Security Watch

Ad and Subtract

Google Inc.'s ad service DoubleClick inadvertently served malware along with one of its banner advertisements, Wired.com's blog Threat Level reported Dec. 10.

The ads, for gift cards from the retailer Target Corp., came from a fake agency called AdShuffle.

Visitors had only to view the bogus site to have their computers infected in what is known as a "drive-by" attack. The website then injected code, through vulnerabilities in the browser, which was then downloaded to users' computers.

The same code could exploit a vulnerability in software for reading PDF files.

The ads were hosted on sites including RunnersWorld.com and OrganicGardening.com.

The threat was discovered by the security company Armorize Technologies Inc., which notified DoubleClick.

Armorize said the attack created a back door in infected computers but that it was unclear how the back door would be used.

In a statement to Threat Level, Google acknowledged it had detected malware through its DoubleClick Ad Exchange filter and that the invader had failed to get through its system.

Stop Gawking

On Dec. 12 Gawker Media's servers were hacked and shut down, and user passwords and e-mail addresses for hundreds of thousands of users were stolen, the media company said.

Hackers from the group "Gnosis" claimed that they stole information on as many as 1.3 million users.

Gawker Media, which operates the popular consumer sites Gawker, Gizmodo and Jezebel, recommended that users immediately change their passwords. Gawker further suggested that, if visitors use the same passwords at other websites, such as for online banking access, those passwords should be changed as well.

Gnosis also published the names and passwords of some users they found particularly lame, for example, those who used "password" as their password, The New York Times website reported Dec. 12.

Making Tracks

Automated teller machine skimming technology keeps getting more sophisticated.

Fraudsters increasingly rely on cell-phone transmitters to retrieve stolen card details from compromised ATMs and point of sale terminals, reducing the risk associated with recovering that data in person.

Their new tool is called a "GSM-based ATM skimmer."

A Dec. 13 post by security expert Brian Krebs on his KrebsonSecurity blog details his communication with a vendor of one of these devices.

According to the vendor, after about six hours at one ATM, the typical skimming device can steal enough card data to net about $25,000 in fraudulent charges once that data has been used to make cloned cards.

Earlier skimming devices had to have their data downloaded through a wire, which raised the risk of the data being intercepted by police or rival fraudsters that might get to the device ahead of the person who planted it.

The GSM skimmer manual explains (in poor English) how its technology addresses this issue by transmitting the stolen data before the device is recovered by the fraudsters who planted it:

"And with GSM the equipment we have the following:

"Even if there comes police and takes off the equipment, tracks are already on your computer. That means they are already yours, and also mean this potential 20k can be cash out asap. In that case you lose only the equipment, but the earned tracks already sent. Otherwise without dumps transfer — you lose equipment, and tracks, and money."

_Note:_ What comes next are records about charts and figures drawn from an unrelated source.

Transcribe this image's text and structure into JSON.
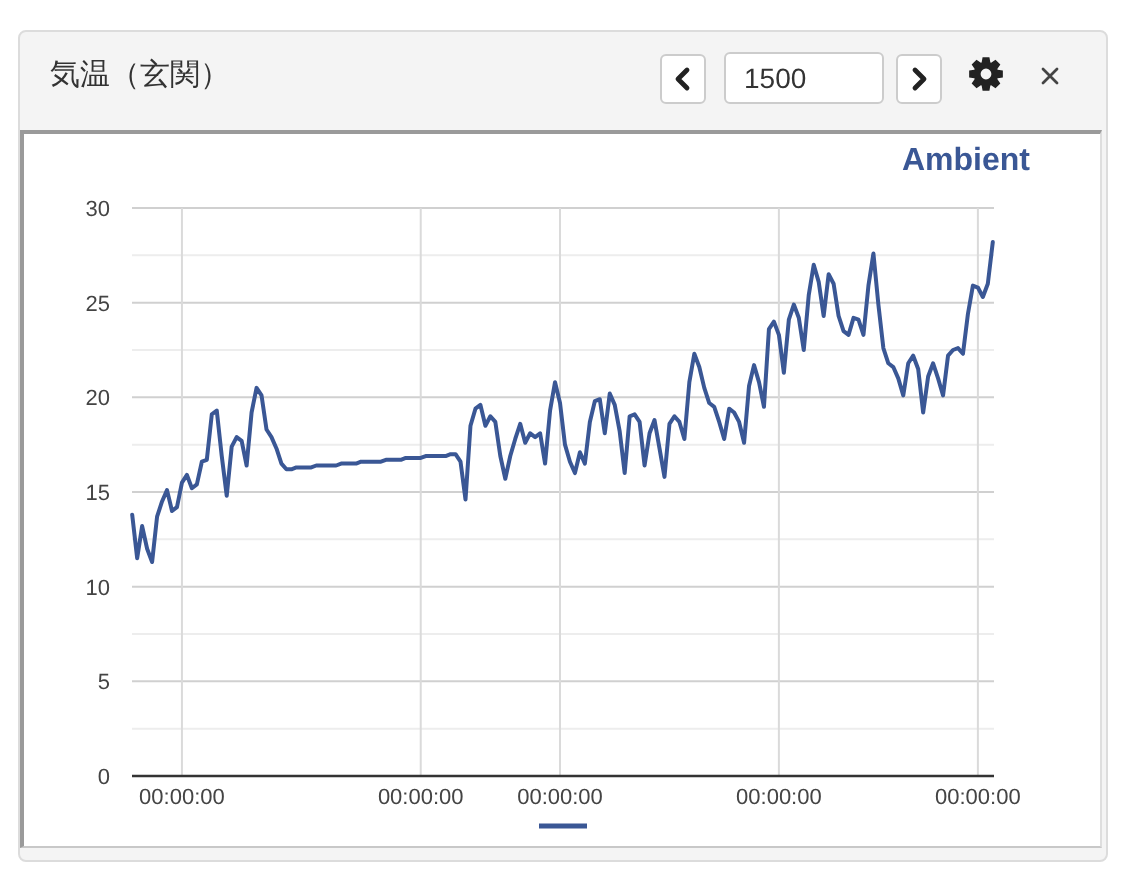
{
  "chart_data": {
    "type": "line",
    "title": "気温（玄関）",
    "subtitle": "Ambient",
    "annotations": [
      "1500"
    ],
    "categories": [
      null,
      null,
      null,
      null,
      null,
      null,
      null,
      null,
      null,
      null,
      "00:00:00",
      null,
      null,
      null,
      null,
      null,
      null,
      null,
      null,
      null,
      null,
      null,
      null,
      null,
      null,
      null,
      null,
      null,
      null,
      null,
      null,
      null,
      null,
      null,
      null,
      null,
      null,
      null,
      null,
      null,
      null,
      null,
      null,
      null,
      null,
      null,
      null,
      null,
      null,
      null,
      null,
      null,
      null,
      null,
      null,
      null,
      null,
      null,
      "00:00:00",
      null,
      null,
      null,
      null,
      null,
      null,
      null,
      null,
      null,
      null,
      null,
      null,
      null,
      null,
      null,
      null,
      null,
      null,
      null,
      null,
      null,
      null,
      null,
      null,
      null,
      null,
      null,
      "00:00:00",
      null,
      null,
      null,
      null,
      null,
      null,
      null,
      null,
      null,
      null,
      null,
      null,
      null,
      null,
      null,
      null,
      null,
      null,
      null,
      null,
      null,
      null,
      null,
      null,
      null,
      null,
      null,
      null,
      null,
      null,
      null,
      null,
      null,
      null,
      null,
      null,
      null,
      null,
      null,
      null,
      null,
      null,
      null,
      "00:00:00",
      null,
      null,
      null,
      null,
      null,
      null,
      null,
      null,
      null,
      null,
      null,
      null,
      null,
      null,
      null,
      null,
      null,
      null,
      null,
      null,
      null,
      null,
      null,
      null,
      null,
      null,
      null,
      null,
      null,
      null,
      null,
      null,
      null,
      null,
      null,
      null,
      null,
      null,
      null,
      "00:00:00",
      null,
      null,
      null
    ],
    "series": [
      {
        "color": "#3a5795",
        "values": [
          13.8,
          11.5,
          13.2,
          12.0,
          11.3,
          13.7,
          14.5,
          15.1,
          14.0,
          14.2,
          15.5,
          15.9,
          15.2,
          15.4,
          16.6,
          16.7,
          19.1,
          19.3,
          16.9,
          14.8,
          17.4,
          17.9,
          17.7,
          16.4,
          19.2,
          20.5,
          20.1,
          18.3,
          17.9,
          17.3,
          16.5,
          16.2,
          16.2,
          16.3,
          16.3,
          16.3,
          16.3,
          16.4,
          16.4,
          16.4,
          16.4,
          16.4,
          16.5,
          16.5,
          16.5,
          16.5,
          16.6,
          16.6,
          16.6,
          16.6,
          16.6,
          16.7,
          16.7,
          16.7,
          16.7,
          16.8,
          16.8,
          16.8,
          16.8,
          16.9,
          16.9,
          16.9,
          16.9,
          16.9,
          17.0,
          17.0,
          16.6,
          14.6,
          18.5,
          19.4,
          19.6,
          18.5,
          19.0,
          18.7,
          16.9,
          15.7,
          16.9,
          17.8,
          18.6,
          17.6,
          18.1,
          17.9,
          18.1,
          16.5,
          19.3,
          20.8,
          19.7,
          17.5,
          16.6,
          16.0,
          17.1,
          16.5,
          18.7,
          19.8,
          19.9,
          18.1,
          20.2,
          19.6,
          18.2,
          16.0,
          19.0,
          19.1,
          18.7,
          16.4,
          18.1,
          18.8,
          17.3,
          15.8,
          18.6,
          19.0,
          18.7,
          17.8,
          20.8,
          22.3,
          21.6,
          20.5,
          19.7,
          19.5,
          18.7,
          17.8,
          19.4,
          19.2,
          18.7,
          17.6,
          20.6,
          21.7,
          20.8,
          19.5,
          23.6,
          24.0,
          23.3,
          21.3,
          24.1,
          24.9,
          24.2,
          22.5,
          25.4,
          27.0,
          26.1,
          24.3,
          26.5,
          26.0,
          24.3,
          23.5,
          23.3,
          24.2,
          24.1,
          23.3,
          25.9,
          27.6,
          24.9,
          22.6,
          21.8,
          21.6,
          21.0,
          20.1,
          21.8,
          22.2,
          21.5,
          19.2,
          21.1,
          21.8,
          21.0,
          20.1,
          22.2,
          22.5,
          22.6,
          22.3,
          24.4,
          25.9,
          25.8,
          25.3,
          26.0,
          28.2
        ]
      }
    ],
    "ylim": [
      0,
      30
    ],
    "yticks": [
      0,
      {
        "value": 2.5,
        "label": null
      },
      5,
      {
        "value": 7.5,
        "label": null
      },
      10,
      {
        "value": 12.5,
        "label": null
      },
      15,
      {
        "value": 17.5,
        "label": null
      },
      20,
      {
        "value": 22.5,
        "label": null
      },
      25,
      {
        "value": 27.5,
        "label": null
      },
      30
    ],
    "grid": true,
    "line_style": "solid"
  }
}
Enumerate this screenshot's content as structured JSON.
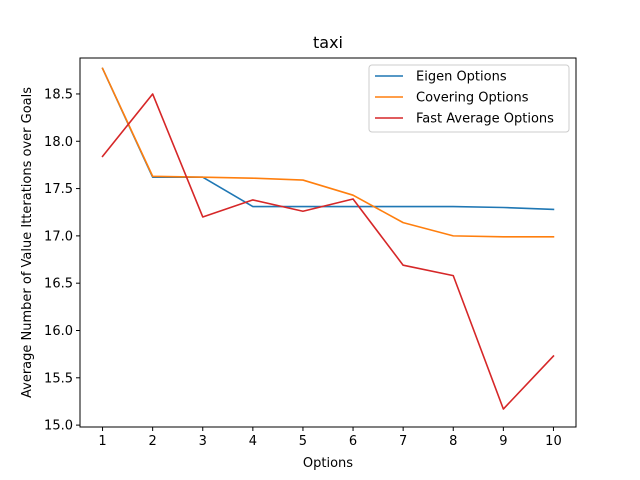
{
  "chart_data": {
    "type": "line",
    "title": "taxi",
    "xlabel": "Options",
    "ylabel": "Average Number of Value Itterations over Goals",
    "x": [
      1,
      2,
      3,
      4,
      5,
      6,
      7,
      8,
      9,
      10
    ],
    "xticks": [
      "1",
      "2",
      "3",
      "4",
      "5",
      "6",
      "7",
      "8",
      "9",
      "10"
    ],
    "yticks": [
      "15.0",
      "15.5",
      "16.0",
      "16.5",
      "17.0",
      "17.5",
      "18.0",
      "18.5"
    ],
    "xlim": [
      0.55,
      10.45
    ],
    "ylim": [
      14.98,
      18.88
    ],
    "grid": false,
    "legend_position": "top-right",
    "series": [
      {
        "name": "Eigen Options",
        "color": "#1f77b4",
        "values": [
          18.77,
          17.62,
          17.62,
          17.31,
          17.31,
          17.31,
          17.31,
          17.31,
          17.3,
          17.28
        ]
      },
      {
        "name": "Covering Options",
        "color": "#ff7f0e",
        "values": [
          18.77,
          17.63,
          17.62,
          17.61,
          17.59,
          17.43,
          17.14,
          17.0,
          16.99,
          16.99
        ]
      },
      {
        "name": "Fast Average Options",
        "color": "#d62728",
        "values": [
          17.84,
          18.5,
          17.2,
          17.38,
          17.26,
          17.39,
          16.69,
          16.58,
          15.17,
          15.73
        ]
      }
    ]
  }
}
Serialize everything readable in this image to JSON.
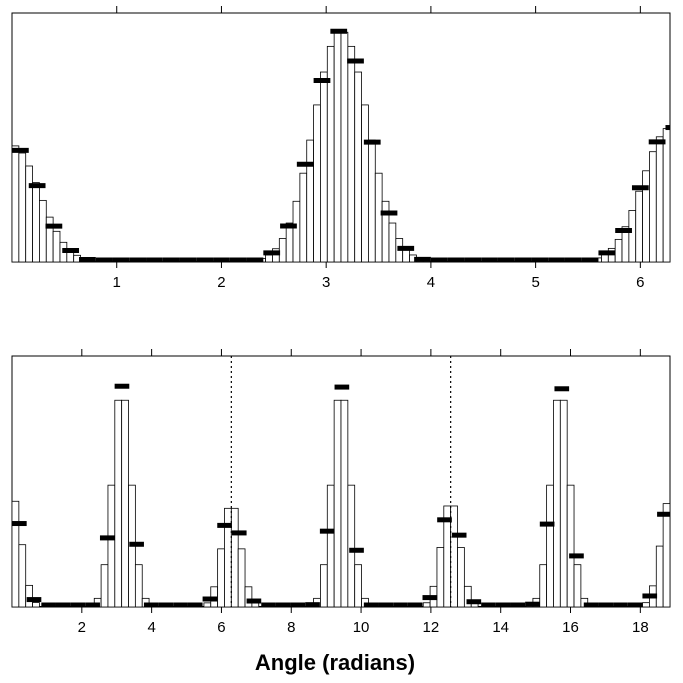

The manual also says GSM is superior to older skimming technology because the people criminals might employ to help install the equipment cannot steal "tracks" of hapless ATM victims, as they could in the old days. This is because the numbers are instantly transmitted to the hacker's computer.

Now that's what we call progress.

'Tis the Season

Online holiday shoppers have been warned frequently about phishing and other online hacking scams that could wreak havoc on their ability to make purchases using credit cards or other online forms of payment.

But the latest shopping scam could involve merchants selling through Amazon.com Inc.

According to a Dec. 10 story in eWeek.com, the Amazon Receipt Generator is an executable file that scammers can easily use to create forged receipts of sellers through the Amazon site.

Scammers can then send the dummy receipts to merchants and demand refunds, according to threat researchers who urged all online merchants to be doubly vigilant as their busy season got underway.

By Jove

The hacker botnet Zeus that has wreaked havoc on bank computer systems is now affecting accounts for cards issued by some retailers, including Macy's Inc. and Nordstrom Inc., according to the security publication SCMagazineUS.com, which reported attacks on the companies Dec. 9.

The attackers work hand in hand with social engineering to trick users into disclosing their personal information.

Malware injected into the retailers' sites prompts customers, through a pop-up claiming to offer added security, to enter credit card numbers, expiration dates, dates of birth and Social Security numbers.

Security researchers expressed concern, the report said, because the retailer attack shows how Zeus is migrating from banks to other kinds of companies and also because the attacks occur after the user has been authenticated by the company website, making them even harder to track.

Dumpster Diving

Banks are employing a high-tech response to an age-old crime.

On Dec. 10 police nabbed 24-year-old Angelique Guillory in Buffalo, N.Y., after she allegedly held up a Bank of America Corp. branch and got $2,500. Within the bag of money, the teller planted a GPS tracking device that allowed police to apprehend the alleged robber the same day. She was found hiding in a dumpster, according to WGRZ.com. Guillory has been charged with first-degree robbery.